2011 阅读4

Parenthood Sucks—or Does It?

Newsweek 20100709

It's no surprise that Jennifer Senior's insightful, provocative New York magazine cover story, "I Love My Children, I Hate My Life," is inciting much chatter—nothing gets people talking like the suggestion that child rearing is anything less than a completely fulfilling, life-enriching experience. (Remember the heat that novelist Ayelet Waldman took for merely implying that she loved her husband more than her children?) Rather than conclude that children make parents either happy or miserable, Senior suggests we need to redefine happiness: instead of thinking of it as something that can be measured by moment-to-moment elation, we should consider being happy as a past-tense condition.
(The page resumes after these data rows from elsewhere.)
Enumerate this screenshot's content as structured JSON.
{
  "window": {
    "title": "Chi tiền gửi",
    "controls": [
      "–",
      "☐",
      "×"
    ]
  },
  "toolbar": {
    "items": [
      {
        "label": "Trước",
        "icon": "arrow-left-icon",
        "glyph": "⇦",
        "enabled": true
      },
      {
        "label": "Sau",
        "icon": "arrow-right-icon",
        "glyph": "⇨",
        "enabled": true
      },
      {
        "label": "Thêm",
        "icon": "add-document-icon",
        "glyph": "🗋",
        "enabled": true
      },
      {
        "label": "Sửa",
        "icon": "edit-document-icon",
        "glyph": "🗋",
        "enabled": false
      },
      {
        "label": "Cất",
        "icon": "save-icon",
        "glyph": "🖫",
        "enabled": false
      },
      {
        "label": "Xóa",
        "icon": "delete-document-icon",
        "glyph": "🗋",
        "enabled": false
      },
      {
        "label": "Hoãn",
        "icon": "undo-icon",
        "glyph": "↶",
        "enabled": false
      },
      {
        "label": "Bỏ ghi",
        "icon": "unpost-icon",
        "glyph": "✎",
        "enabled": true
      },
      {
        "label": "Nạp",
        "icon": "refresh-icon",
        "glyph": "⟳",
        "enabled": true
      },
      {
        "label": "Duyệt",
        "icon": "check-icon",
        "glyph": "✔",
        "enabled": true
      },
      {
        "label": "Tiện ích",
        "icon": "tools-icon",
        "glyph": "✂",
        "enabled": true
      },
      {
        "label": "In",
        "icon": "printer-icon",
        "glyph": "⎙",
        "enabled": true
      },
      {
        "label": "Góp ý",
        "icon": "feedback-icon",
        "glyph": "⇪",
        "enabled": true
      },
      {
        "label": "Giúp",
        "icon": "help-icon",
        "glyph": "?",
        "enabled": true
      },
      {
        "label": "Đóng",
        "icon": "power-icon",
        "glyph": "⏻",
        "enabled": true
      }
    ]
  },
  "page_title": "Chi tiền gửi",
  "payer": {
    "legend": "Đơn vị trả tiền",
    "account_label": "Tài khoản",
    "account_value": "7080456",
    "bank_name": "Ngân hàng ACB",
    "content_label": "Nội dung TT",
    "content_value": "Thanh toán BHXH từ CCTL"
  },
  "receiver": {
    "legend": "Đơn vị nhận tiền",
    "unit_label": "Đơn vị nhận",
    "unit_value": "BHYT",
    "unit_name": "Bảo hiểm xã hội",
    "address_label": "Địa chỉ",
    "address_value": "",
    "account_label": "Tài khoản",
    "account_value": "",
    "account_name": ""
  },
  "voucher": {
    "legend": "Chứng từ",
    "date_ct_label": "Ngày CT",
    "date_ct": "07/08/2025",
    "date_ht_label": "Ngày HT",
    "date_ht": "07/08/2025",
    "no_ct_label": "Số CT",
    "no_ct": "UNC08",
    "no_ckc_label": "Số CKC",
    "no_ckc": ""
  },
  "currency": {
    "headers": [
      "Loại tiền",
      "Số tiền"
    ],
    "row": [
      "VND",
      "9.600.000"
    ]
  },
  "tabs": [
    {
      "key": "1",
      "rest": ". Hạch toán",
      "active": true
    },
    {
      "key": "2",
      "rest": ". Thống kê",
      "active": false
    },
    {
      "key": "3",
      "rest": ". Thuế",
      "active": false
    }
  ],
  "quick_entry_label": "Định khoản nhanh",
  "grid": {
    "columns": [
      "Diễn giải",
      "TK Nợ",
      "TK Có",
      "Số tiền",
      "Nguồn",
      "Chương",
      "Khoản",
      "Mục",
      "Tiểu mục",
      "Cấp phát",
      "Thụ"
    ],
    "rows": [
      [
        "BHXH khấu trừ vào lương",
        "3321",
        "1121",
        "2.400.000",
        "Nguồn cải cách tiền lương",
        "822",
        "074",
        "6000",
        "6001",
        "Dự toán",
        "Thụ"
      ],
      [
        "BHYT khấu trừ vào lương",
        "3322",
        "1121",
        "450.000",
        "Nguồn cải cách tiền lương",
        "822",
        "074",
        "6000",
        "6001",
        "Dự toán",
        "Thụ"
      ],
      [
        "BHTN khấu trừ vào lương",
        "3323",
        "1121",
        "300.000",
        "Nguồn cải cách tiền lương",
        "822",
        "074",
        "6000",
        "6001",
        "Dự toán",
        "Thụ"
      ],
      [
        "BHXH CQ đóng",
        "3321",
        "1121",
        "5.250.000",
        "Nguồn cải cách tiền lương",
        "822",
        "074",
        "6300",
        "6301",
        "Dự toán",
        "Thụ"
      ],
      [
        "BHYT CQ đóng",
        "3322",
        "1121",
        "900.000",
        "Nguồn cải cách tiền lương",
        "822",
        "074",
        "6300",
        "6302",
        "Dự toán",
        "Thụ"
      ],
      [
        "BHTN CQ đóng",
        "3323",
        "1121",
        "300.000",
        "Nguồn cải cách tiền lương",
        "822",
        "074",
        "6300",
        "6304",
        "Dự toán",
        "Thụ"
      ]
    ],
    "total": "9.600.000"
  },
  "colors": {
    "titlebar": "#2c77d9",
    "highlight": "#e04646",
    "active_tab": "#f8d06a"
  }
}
Even though the day-to-day experience of raising kids can be soul-crushingly hard, Senior writes that "the very things that in the moment dampen our moods can later be sources of intense gratification, nostalgia, delight." Apparently that selective, evolutionarily advantageous amnesia that makes women forget the pain of childbirth lasts well beyond the first years of your children's lives. According to one long-term study in California, no participants regretted having children, but 10 people in the study reported regretting not having a family.

insightful 有深刻见解的
provocative 挑衅的,引起争议的
anything less than 绝不是
dampen 抑制
nostalgia 怀旧
amnesia 健忘
这种健忘在进化上是有利的

 

The New York cover showing an attractive blonde mother holding a cute, chubby, blue-eyed baby is hardly the only Madonna-and-child combo on newsstands this week. There's also Real Housewife Bethenny Frankel above the People magazine headline "My Baby Saved Me," a possibly pregnant (but probably just bloated) Jessica Simpson (OK! magazine's "Baby for Jess"), and "Baby No. 2 on the Way!" (despite any evidence of conception whatsoever) for reality-TV personality Kourtney Kardashian on the cover of inTouch. There are also stories about newly adoptive—and newly single—mom Sandra Bullock, as well as the usual "Jennifer Aniston is pregnant" news (at least the third such rumor about Aniston this year, but this is a slow year). Practically every week features at least one celebrity mom, or mom-to-be, smiling beatifically on the newsstands.

chubby 胖乎乎的
Madonna 圣母玛利亚
combo 组合
beatific 幸福的
newsstand 报摊

 

In a society that so relentlessly celebrates procreation (especially when done by attractive celebrities), is it any wonder that admitting you regret having children is tantamount to admitting you support kitten-killing? It doesn't seem quite fair, then, to compare the regrets of parents to the regrets of the childless. Unhappy parents rarely are provoked to wonder if they shouldn't have had kids, but unhappy childless folks—those freakish nonbreeders—are bombarded with the message that children are the single most important thing in the world: obviously their misery must be a direct result of the gaping, baby-size holes in their lives.

relentless 无情的,不间断的 PERSISTENT
relent 发慈悲,变温和
procreation 生育
tantamount 同等的 EQUIVALENT
在一个不遗余力鼓励生育的社会里,将后悔生孩子和支持虐杀猫等同起来又有什么奇怪的呢?那么,将为人父母的遗憾和无后者的遗憾相比较,也似乎显得有失公允。
bombarded 轰炸
gape 张开,裂开
最后一句不知道是什么意思

 

Of course, the image of parenthood that celebrity magazines like Us Weekly, People, inTouch, and OK! present is hugely unrealistic, especially when the parents are single mothers like Bullock. According to several studies concluding that parents are less happy than childless couples, single parents are the least happy of all. No shock there, considering how much work it is to raise a kid without a partner to lean on; yet to hear Sandra, Britney, and Padma tell it, raising a kid on their "own" (read: with round-the-clock help) is a piece of cake.

It's hard to imagine that many people are dumb enough to want children just because Reese and Angelina make it look so glamorous: most adults understand that a baby is not a haircut. But it's interesting to wonder if the images we see every week of blissful, stress-free, happiness-enhancing parenthood aren't in some small, subconscious way contributing to our own dissatisfactions with the actual experience, in the same way that a small part of us hoped getting "the Rachel" might make us look just a little bit like Jennifer Aniston.

glamorous 迷人的,富有魅力的
blissful 充满喜悦的
但思考一下这个问题也是很有趣的:我们每周看到的充满喜悦、毫无压力、和谐美满的父母形象是不是真的没有在潜移默化之中,在潜意识里,造成我们对我们切身经历的不满。就像我们当中有一部分人曾希望剪一个 Rachel 发型来让自己有那么一点像 Jennifer Aniston。
有人剪了 Rachel 发型之后发现跟卖家秀相去甚远而心生懊恼;同样,看看魅力四射的明星妈妈,再看看身心俱疲的自己,也可能会在潜意识中对现实感到不满。